Moving back to Utah in one week.

Christmas. Final regional trip (Australia--more on that later. I know, I know . . . I'm not allowed to be a whiny baby). Hosting my awesome sister and her 2 kids. And packing up, cleaning up, giving away furniture and food and appliances and dishes and whatever else . . .

Wish I could be posting about something more interesting than this.

Wish I could spend my final days in Singapore soaking in these dear, dear friendships here.

Alas, I am sinking in the storm of moving back half-way across the world.

This is a boring post.

I gotta go.

Monday, December 16, 2013

Life and Energy

All my energy--creative or otherwise--is consumed simply by daily living.

Before coming to Singapore I really didn't know how different day-to-day life would be for me. I had so many plans: I was going to become fluent in Chinese, I was going to become an Indian dance goddess, I was going to volunteer in my kids' classrooms, I was going to volunteer as a folk dance teacher for a community after-school program, I was going to travel to a gajillion places, I was going to get involved with the "green" community here, I was going to set up a free s:w.a.p., I was going to study the many different religions of Singapore, I was going to meditate daily and commune with the Divine, I was going to write/blog more, I was going to . . .

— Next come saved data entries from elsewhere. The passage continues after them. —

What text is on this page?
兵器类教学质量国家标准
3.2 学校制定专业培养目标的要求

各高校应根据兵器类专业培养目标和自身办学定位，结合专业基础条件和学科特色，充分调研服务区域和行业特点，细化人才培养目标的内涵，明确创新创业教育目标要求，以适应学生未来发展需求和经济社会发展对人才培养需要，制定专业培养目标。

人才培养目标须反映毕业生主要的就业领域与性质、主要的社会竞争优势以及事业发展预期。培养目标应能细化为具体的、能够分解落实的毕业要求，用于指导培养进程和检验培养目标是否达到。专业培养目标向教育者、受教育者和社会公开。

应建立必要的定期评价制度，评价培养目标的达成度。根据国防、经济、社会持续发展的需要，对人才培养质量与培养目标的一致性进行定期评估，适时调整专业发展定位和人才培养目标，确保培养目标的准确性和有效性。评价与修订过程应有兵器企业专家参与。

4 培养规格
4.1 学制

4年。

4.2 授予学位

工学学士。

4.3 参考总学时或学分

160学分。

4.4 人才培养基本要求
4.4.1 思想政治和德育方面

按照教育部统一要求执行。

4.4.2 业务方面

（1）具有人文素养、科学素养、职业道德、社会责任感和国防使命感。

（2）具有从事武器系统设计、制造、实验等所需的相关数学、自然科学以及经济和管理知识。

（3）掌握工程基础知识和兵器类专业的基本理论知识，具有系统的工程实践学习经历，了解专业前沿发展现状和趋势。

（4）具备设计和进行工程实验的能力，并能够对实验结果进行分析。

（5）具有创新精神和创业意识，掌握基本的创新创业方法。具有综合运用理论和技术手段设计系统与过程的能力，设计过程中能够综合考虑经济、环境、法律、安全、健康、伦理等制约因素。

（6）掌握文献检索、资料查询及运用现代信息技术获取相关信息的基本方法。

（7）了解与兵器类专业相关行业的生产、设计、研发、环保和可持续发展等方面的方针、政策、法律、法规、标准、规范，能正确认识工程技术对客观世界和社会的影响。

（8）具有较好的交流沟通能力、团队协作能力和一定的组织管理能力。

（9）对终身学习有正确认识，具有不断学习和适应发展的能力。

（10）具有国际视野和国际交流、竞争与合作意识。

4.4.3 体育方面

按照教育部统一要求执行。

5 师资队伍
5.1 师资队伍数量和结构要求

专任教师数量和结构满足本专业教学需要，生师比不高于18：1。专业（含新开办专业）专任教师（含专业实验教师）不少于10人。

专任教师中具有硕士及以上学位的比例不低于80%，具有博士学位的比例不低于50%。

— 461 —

Yeah. Not so much. I did do a tiny fraction of almost all of those things.

But mostly, I was: grocery shopping and doing laundry. For reals.

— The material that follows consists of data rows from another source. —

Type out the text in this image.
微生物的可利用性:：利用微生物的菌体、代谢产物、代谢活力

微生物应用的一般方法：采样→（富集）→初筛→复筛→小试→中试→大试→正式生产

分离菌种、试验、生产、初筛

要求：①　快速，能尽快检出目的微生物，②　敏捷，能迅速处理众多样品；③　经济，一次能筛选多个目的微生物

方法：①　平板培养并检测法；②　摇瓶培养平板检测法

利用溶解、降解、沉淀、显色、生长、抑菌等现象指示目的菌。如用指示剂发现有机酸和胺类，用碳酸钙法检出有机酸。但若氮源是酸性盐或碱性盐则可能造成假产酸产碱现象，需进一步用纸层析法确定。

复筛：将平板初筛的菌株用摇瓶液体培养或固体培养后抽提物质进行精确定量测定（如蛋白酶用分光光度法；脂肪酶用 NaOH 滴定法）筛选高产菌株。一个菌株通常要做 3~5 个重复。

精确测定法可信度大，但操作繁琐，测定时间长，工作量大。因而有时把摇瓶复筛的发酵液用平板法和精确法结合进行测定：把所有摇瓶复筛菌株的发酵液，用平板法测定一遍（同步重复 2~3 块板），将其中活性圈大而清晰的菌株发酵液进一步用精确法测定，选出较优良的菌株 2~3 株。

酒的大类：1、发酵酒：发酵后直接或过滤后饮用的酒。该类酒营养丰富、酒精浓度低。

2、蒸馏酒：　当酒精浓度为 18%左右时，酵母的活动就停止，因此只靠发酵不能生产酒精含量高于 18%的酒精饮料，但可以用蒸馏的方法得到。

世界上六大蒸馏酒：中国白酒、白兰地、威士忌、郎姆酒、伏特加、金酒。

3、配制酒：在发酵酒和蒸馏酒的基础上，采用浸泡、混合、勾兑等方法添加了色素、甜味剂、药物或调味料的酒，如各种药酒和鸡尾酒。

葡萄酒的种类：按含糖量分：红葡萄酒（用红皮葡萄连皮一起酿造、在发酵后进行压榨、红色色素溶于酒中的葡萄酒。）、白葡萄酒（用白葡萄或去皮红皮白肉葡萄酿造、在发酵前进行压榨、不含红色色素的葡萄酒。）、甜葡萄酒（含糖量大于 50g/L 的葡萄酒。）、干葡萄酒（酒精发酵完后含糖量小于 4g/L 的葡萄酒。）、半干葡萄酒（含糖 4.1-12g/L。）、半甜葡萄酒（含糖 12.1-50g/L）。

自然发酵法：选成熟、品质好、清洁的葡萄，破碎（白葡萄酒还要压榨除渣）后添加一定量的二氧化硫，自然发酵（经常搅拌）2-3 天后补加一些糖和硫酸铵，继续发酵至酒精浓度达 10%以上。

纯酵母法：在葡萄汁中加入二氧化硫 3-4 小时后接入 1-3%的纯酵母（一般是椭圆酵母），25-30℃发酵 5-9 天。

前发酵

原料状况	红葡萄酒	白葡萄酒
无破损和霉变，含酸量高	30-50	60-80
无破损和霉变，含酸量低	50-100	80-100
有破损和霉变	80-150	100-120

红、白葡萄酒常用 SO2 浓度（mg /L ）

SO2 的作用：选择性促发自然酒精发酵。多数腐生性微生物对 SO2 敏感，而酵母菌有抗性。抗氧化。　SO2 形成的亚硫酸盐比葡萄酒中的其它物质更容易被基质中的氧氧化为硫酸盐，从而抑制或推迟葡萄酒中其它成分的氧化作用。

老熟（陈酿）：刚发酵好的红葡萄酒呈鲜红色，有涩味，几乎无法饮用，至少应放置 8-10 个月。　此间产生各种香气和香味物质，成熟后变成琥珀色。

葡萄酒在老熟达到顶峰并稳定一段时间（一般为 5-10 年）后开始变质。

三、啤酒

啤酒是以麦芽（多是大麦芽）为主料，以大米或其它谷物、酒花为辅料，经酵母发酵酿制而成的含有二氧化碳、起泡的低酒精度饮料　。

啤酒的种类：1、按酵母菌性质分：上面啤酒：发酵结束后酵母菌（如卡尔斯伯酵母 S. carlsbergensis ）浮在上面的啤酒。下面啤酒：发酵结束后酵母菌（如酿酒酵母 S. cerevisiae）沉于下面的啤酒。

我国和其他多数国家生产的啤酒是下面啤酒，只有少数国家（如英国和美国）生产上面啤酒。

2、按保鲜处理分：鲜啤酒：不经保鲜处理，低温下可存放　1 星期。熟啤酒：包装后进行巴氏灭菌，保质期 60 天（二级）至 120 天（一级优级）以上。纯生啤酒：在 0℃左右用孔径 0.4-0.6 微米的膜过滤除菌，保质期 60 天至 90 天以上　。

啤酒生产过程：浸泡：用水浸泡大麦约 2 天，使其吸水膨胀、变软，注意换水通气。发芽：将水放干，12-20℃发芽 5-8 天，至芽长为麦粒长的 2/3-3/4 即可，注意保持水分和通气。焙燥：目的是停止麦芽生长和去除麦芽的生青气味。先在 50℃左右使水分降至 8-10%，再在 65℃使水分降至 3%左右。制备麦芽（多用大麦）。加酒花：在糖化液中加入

Yes, Singapore is a dynamic place to be.  It is an exciting global community and a great jumping off point for international travel and cultural enrichment. But, man, the day-to-day living here (well, my day-to-day living) is much harder than at home in Utah. Though we do not have a live-in helper, I completely understand why many people do get help. (That conversation about live-in domestic help can--and does--get controversial, but I am not interested in controversy right now.) Shopping and laundry take so much more of my time here than back home in Utah. (Rough guess would be around 3 times longer. That's a lot.)

It's wearying.

The other daily challenge regards the children and a local support network. Because the children go to an international school and not a local school, the student body comes from all over the island. So the children's friends are not really in the neighborhood. Impromptu play does not happen here. I can't taxi one kid to a play date far away (where I will likely have to stay the whole time) because I need to instead be home making dinner or helping someone with homework. It's not like back home where I could send them down the street, around the corner, or even a 4-minute bike ride away. Same with church friends here. Great friends, just not convenient distances.

What's my point? I guess it's my way of explaining my absence.

Creativity is elusive these days. I get hungry for it.

It makes me realize that creativity is a luxury.

It also makes me realize that creativity is, indeed, a necessity.